Regrettably, Trump’s divisive language and outlandish policy prescriptions resonate well with the many Americans who give undue and uncritical support to those in positions of power. Excessive deference makes us surprisingly easy targets for manipulative appeals designed to stoke our fear, distrust, and contempt of others who are “different.” Indeed, a psychological mindset called right-wing authoritarianism, characterized by a strong tendency to condemn anyone who questions established authority, is more common than we might wish.

Psychologist Bob Altemeyer has identified three specific markers of this mindset. The first is authoritarian submission, which involves strict obedience toward the designated leaders of a group. The second is authoritarian aggression, which takes the form of deep hostility toward those who appear to fall short of the group’s rigid standards. The third marker is conventionalism, which revolves around dutifully honoring and observing the group’s traditions and norms.

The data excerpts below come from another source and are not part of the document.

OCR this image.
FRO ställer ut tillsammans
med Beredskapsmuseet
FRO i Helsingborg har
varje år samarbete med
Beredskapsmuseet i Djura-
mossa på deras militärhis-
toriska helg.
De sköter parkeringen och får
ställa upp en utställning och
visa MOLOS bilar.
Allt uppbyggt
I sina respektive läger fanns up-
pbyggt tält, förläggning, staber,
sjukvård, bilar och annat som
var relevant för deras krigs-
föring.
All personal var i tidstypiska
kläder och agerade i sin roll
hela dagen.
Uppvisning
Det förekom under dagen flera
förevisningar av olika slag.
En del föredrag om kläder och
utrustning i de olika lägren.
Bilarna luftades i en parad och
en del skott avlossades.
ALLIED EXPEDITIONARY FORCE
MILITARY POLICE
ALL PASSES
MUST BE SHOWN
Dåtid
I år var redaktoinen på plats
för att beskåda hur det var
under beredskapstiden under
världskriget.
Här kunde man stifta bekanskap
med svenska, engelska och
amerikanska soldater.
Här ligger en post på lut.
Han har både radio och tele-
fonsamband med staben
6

Right-wing authoritarians—members of the neo-Nazi, white supremacist “alt-right” are perhaps today’s most extreme examples—consider group boundaries to be sacrosanct. They value conformity and find diversity alarming. For them, clear and firm borders protect those inside the circle from those who are outside and are deemed undeserving of inclusion. Research has linked this psychological profile to ugly prejudices—including toward people of color, immigrants, those who are unemployed, and people with disabilities. But the specific prejudices aren’t entirely fixed. Since these individuals submissively look to their leaders to tell them which groups to reject, they’re primed to change course or focus when directed to do so.